The plurality also noted that its methodology differed significantly from Shaffer v. Heitner, in which the Court had stated that “traditional notions of fair play and substantial justice” may be “readily offended by the perpetuation of ancient forms that are no longer justified.” Justice Brennan’s concurrence in Burnham likewise urged the Court to apply “contemporary notions of due process.”
The Burnham plurality responded that it was doing just that, for “contemporary notions of due process” just exactly are the “traditional notions of fair play and substantial justice” that “are applied and have always been applied in the United States.” These notions are not the playthings of the justices. They are not judicially evolving notions. Neither are they merely historical notions.
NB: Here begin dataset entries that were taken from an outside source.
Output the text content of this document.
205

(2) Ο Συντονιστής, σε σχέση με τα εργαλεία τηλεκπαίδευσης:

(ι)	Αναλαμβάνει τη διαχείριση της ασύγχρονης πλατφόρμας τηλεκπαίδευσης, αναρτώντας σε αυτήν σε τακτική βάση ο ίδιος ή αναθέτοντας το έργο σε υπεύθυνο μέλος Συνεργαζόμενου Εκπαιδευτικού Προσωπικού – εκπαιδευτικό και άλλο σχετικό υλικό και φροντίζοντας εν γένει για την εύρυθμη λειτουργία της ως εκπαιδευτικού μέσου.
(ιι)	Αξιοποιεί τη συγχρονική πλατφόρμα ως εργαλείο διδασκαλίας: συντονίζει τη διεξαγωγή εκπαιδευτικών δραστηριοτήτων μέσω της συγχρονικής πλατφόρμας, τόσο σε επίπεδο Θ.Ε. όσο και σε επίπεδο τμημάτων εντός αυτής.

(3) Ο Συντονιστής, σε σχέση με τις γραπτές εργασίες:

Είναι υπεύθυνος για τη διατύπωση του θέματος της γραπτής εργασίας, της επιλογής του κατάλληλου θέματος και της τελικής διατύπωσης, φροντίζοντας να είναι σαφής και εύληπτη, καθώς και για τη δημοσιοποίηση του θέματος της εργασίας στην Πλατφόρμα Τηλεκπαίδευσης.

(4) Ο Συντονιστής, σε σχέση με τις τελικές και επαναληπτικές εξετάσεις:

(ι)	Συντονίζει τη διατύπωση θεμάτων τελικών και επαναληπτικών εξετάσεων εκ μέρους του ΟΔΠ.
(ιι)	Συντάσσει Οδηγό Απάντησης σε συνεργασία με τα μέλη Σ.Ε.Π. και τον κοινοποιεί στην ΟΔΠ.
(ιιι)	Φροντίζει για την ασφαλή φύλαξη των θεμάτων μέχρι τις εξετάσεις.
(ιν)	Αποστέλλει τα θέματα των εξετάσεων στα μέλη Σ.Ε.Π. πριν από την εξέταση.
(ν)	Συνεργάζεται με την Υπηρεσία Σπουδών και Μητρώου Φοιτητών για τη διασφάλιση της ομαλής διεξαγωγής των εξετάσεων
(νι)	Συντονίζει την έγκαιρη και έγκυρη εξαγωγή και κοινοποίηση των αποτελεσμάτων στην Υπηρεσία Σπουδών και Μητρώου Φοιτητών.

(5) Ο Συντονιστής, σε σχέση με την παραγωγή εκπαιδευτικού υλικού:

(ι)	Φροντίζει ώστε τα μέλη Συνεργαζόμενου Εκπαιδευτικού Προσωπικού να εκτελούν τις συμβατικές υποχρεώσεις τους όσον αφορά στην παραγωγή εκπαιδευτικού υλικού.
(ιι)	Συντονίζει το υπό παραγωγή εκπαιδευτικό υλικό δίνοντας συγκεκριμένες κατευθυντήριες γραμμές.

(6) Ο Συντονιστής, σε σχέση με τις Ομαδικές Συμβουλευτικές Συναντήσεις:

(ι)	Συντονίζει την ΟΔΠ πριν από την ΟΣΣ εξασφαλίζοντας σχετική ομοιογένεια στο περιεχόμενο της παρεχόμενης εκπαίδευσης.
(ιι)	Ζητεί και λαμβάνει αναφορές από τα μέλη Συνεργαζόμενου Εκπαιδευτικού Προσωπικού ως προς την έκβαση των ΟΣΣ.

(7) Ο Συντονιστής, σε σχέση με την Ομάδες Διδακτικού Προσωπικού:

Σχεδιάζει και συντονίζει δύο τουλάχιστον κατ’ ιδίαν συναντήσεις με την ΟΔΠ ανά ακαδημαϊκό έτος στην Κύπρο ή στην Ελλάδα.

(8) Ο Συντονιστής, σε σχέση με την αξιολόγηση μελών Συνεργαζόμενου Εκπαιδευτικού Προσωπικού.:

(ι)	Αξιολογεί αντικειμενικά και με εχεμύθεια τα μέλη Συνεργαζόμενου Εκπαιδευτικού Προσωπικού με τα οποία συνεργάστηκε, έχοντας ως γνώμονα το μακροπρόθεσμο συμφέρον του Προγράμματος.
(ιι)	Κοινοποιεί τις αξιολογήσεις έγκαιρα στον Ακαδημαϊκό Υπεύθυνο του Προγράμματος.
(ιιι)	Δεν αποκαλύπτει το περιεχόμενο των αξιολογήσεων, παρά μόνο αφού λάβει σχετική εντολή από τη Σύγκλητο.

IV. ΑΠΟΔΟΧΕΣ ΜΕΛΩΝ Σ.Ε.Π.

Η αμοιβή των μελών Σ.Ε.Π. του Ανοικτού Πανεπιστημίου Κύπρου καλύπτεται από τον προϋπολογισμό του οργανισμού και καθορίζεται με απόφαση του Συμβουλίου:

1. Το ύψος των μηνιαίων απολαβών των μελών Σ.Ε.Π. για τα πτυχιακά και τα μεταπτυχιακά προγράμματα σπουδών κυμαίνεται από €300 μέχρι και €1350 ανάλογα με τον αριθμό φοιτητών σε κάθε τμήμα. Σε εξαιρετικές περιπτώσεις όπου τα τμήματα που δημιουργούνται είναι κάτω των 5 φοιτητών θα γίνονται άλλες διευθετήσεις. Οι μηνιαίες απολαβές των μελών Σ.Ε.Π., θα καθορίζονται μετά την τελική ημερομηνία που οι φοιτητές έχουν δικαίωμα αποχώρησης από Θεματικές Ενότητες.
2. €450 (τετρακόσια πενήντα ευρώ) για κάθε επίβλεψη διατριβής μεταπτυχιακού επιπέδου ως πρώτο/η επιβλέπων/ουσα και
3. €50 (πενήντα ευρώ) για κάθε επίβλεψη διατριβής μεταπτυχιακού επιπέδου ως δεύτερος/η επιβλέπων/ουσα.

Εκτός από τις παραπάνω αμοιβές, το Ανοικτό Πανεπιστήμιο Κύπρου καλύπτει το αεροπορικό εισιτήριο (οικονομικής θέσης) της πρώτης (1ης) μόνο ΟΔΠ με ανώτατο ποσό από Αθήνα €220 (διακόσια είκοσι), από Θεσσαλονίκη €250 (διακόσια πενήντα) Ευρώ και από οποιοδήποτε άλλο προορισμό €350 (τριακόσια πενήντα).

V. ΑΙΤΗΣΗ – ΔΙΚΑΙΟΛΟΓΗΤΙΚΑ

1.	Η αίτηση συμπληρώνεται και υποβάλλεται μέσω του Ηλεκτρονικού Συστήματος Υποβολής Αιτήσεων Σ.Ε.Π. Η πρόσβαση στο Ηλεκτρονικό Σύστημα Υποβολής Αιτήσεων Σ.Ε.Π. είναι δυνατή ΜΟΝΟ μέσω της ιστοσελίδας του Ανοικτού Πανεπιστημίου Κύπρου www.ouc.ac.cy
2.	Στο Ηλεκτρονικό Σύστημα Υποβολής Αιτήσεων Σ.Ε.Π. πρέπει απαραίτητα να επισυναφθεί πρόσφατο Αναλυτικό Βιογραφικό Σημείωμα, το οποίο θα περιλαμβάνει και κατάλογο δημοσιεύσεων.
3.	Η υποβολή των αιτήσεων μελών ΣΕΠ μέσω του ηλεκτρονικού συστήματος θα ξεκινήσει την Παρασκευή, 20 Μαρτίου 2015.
They are traditional notions. Personal jurisdiction over a defendant physically present within a state may be reformulated as “fair” (as Justice Brennan urged) because the defendant could “reasonably” have expected it. But his expectation would have been reasonable only because personal jurisdiction in such circumstances is traditional: “fairness,” the plurality said, “exists here because there is a continuing tradition.” The tradition can change, of course, if a state wishes to change it. But the overwhelming majority of states had not, and it was not the justices’ proper role to do so.
The plurality opinion in Burnham is, in sum, one of the Court’s most traditional decisions. And in its response to Justice Brennan’s progressive understanding of the judicial role, one is reminded of Eliot’s famous essay, Tradition and the Individual Talent: “Someone said: ‘The dead writers are remote from us because we know so much more than they did.’ Precisely, and they are that which we know.”